# Running once a week with pup?



## SunnyDae (Jan 18, 2014)

Lexi is just a few days over 6 months old and my wife and I were wondering if it is still too early for a once a week 1-2 mile run with us? We've heard that 1 year is the magic number for starting a normal running routine, but we'd like to get her used to behaving during runs as early as possible. Any suggestions??


----------



## texasred (Jan 29, 2012)

Find some off leash regular ground trails, (no pavement) and let her run free with you. She sets the pace, not you. You just follow.


----------



## Canadian Expy (Feb 27, 2013)

As TR has said, keep it to the trails for now. I have found that once they learn heel (and truly understand where heel is) the transition from walking in heel to running in heel is easy.
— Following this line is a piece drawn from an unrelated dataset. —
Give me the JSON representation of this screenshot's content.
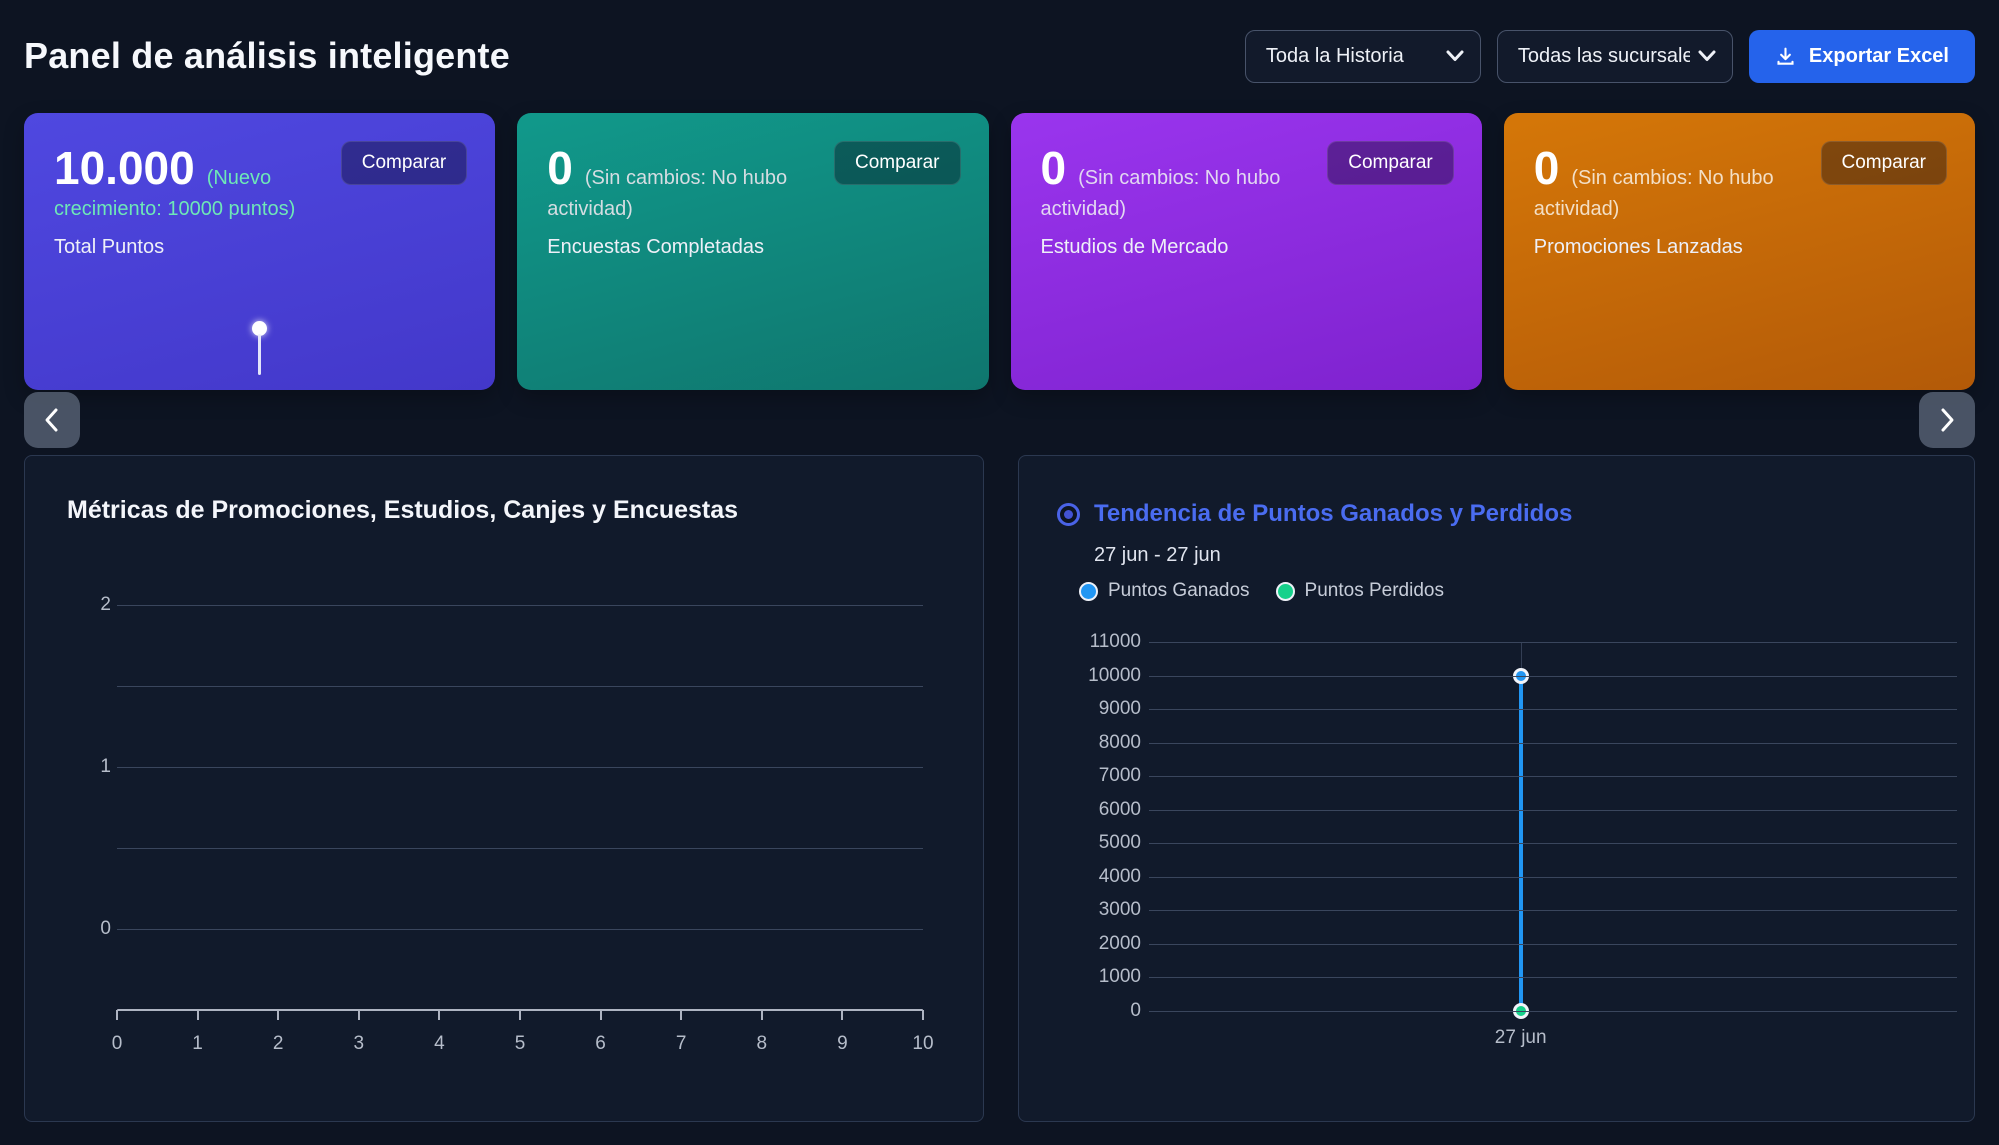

Within a couple of sessions my guy would no longer get over excited and jump.


----------



## Becky68 (Feb 4, 2014)

Hi Canadian Expy
We've just done our first 5k run and Anwen is now 7 months, it was Fab I ran her off leash on open fields and she occasionally disappeared for a rabbit sniff but kept to my side most them time as we've worked on re-call big time over the last few weeks.
It was great having an enthusiastic running buddy and her pace was great, unfortunately as 40 min walk only lasted 20 mins so I need to look for a bigger route as she ran the same as she would on a normal walk.
She had nice cool swim at the end which I was v envious a I could have jumped in there and then especially as my running app reminded it was 32 weeks since my last run.
Which is why other than many reasons as they are so beautiful.loving etc we chose a V .
Good luck!
and enjoying a post run cuddle with my V.


----------



## miru (Sep 9, 2014)

Hello,,

Glad to hear you also try running a little with your puppies1
Leo is 17 weeks now and today I tried running a little in the fields and we both adored it!
I hope it is not to bad for his joints( in fact when he runs with other puppies for 10 min during his training classes he's doing a lot of effort and he still has a lot left!!)
Agree with the idea of respecting his pace(if I can)but.. how long would you suggest for this age?
Thanks,

Miru


----------